Antes, Agustín vivía allí con su mujer. Felisa vio que la casa seguía cuidada, como si aún hubiera una mujer en ella. Todo era cómodo y acogedor.

—Debe de ser ordenado, si después de tanto tiempo sigue así— pensó. Pero empezaron a asaltarle dudas:

—Su mujer se fue y le dejó todo. ¿Qué la obligó a irse? La casa, a la que dedicó años de esfuerzo, sigue siendo suya. ¿Qué dirá si le pregunto?

Mientras recorría las habitaciones, recordó a otras mujeres del pueblo que aguantaban maridos borrachos y maltratadores, pero no se marchaban porque no tenían adónde ir. Ninguna de sus casas se comparaba con esta.

—Siéntate— dijo Agustín— Vamos a tomar algo.

—¿Te ayudo?— preguntó ella, casi por educación.

—No, qué va, yo me encargo.

Sacó tazas del armario y sirvió el té con cuidado. Hasta cortó él mismo el pastel y le sirvió un trozo.

—Buen provecho— dijo— ¿Quieres un poco de vino?

—No, gracias, no bebo.

—Bien hecho. Yo tampoco, solo en ocasiones especiales.

Mientras tomaban el té, charlaron de todo. Ella alabó la casa:

—Es preciosa y sólida. Se nota que la cuidas bien.

**La prueba**

—Claro, una casa necesita mano firme— contestó Agustín, mirando la cocina con satisfacción— Si no, todo se viene abajo. Hay que reparar, pintar…

Terminaron y, de repente, él soltó:

—Ahora, Felisa, voy a ponerte a prueba.

—¿Cómo?

—Limpia la mesa, friega los platos, luego el suelo.
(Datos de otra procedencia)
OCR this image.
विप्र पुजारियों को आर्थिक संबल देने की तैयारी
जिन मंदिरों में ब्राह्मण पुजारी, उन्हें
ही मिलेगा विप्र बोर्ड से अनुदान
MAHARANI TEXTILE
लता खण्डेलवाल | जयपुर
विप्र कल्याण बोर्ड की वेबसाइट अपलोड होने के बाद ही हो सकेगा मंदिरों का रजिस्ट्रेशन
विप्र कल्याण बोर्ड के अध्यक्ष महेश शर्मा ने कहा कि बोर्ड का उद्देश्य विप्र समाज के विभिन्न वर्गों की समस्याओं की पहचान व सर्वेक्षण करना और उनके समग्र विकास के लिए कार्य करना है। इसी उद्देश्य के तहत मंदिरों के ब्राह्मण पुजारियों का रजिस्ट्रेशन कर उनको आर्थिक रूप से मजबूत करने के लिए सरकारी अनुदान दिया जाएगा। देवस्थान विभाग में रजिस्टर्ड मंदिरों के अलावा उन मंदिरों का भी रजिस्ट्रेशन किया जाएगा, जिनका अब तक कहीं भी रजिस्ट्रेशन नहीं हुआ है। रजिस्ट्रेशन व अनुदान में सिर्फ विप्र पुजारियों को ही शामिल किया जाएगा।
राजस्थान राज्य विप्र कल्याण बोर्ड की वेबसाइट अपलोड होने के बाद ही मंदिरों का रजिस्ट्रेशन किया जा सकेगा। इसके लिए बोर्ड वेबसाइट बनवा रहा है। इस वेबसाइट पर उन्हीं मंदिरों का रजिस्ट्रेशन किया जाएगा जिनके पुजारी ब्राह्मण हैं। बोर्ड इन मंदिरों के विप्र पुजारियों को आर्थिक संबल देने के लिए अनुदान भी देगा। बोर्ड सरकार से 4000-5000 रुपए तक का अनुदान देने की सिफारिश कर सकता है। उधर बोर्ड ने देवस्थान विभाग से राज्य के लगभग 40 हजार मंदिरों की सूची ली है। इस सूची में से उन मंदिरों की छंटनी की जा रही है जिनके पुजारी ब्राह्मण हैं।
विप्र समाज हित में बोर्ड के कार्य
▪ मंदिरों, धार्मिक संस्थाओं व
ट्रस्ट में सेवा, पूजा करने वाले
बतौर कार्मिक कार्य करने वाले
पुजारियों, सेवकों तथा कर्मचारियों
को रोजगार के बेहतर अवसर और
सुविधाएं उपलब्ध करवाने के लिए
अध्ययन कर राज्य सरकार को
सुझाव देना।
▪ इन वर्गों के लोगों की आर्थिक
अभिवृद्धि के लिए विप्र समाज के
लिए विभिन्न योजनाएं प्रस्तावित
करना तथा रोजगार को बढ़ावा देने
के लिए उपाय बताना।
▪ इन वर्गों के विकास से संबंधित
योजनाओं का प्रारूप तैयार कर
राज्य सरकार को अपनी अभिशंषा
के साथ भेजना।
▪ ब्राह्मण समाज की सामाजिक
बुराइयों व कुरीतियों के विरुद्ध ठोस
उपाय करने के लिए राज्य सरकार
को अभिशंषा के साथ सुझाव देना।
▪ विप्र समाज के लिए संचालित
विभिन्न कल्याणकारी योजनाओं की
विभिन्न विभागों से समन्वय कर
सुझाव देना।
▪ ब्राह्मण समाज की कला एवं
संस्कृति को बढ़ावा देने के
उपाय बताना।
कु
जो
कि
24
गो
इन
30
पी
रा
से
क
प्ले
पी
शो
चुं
Después iremos al establo a ordeñar la vaca. Quiero ver cómo lo haces.

Felisa lo miró atónita. Ni siquiera le había dado tiempo a ofrecerse. Quién habla así a una invitada. Aun así, lavó las tazas y limpió la mesa. Agustín la observaba como un juez.

—El suelo no lo voy a fregar. Podrías habérmelo pedido de otra forma. No me gusta que me vigilen.

Él intentó tomarlo a broma, pero insistió en lo de la vaca. Ella se negó. Finalmente, él se sinceró:

—Si hablamos claro, te diré mis condiciones. La mujer que venga a vivir conmigo debe traer su ajuar. Tú también vendrás con una vaca, gallinas y ovejas. No se las des a tus parientes, yo las llevaré en mi coche.

Felisa soltó una carcajada:

—¡Vaya tío listo! Ni siquiera he dicho que quiera algo contigo, y ya estás repartiendo tareas. ¿Crees que por haberme gustado tu casa ya me muero por mudarme? No, gracias. Quieres que trabajen para ti mientras das órdenes. No me interesa. Ni tú, ni tu vaca, ni tu casa. ¡Dios me libre de un hombre como tú!

Agarró su bolso y añadió:

—No me acompañes, encontraré el autobús sola. Adiós.

Mientras caminaba, una vecina la alcanzó y le contó:

—A este Agustín vienen muchas mujeres. Limpian, cocinan, y nunca está satisfecho. Su exmujer se fue solo con su ropa, ni las macetas pudo llevarse. Intentó demandarle, pero no sé si lo logró. Huye de él.

Felisa lo entendió al fin: de los buenos maridos, no se huye.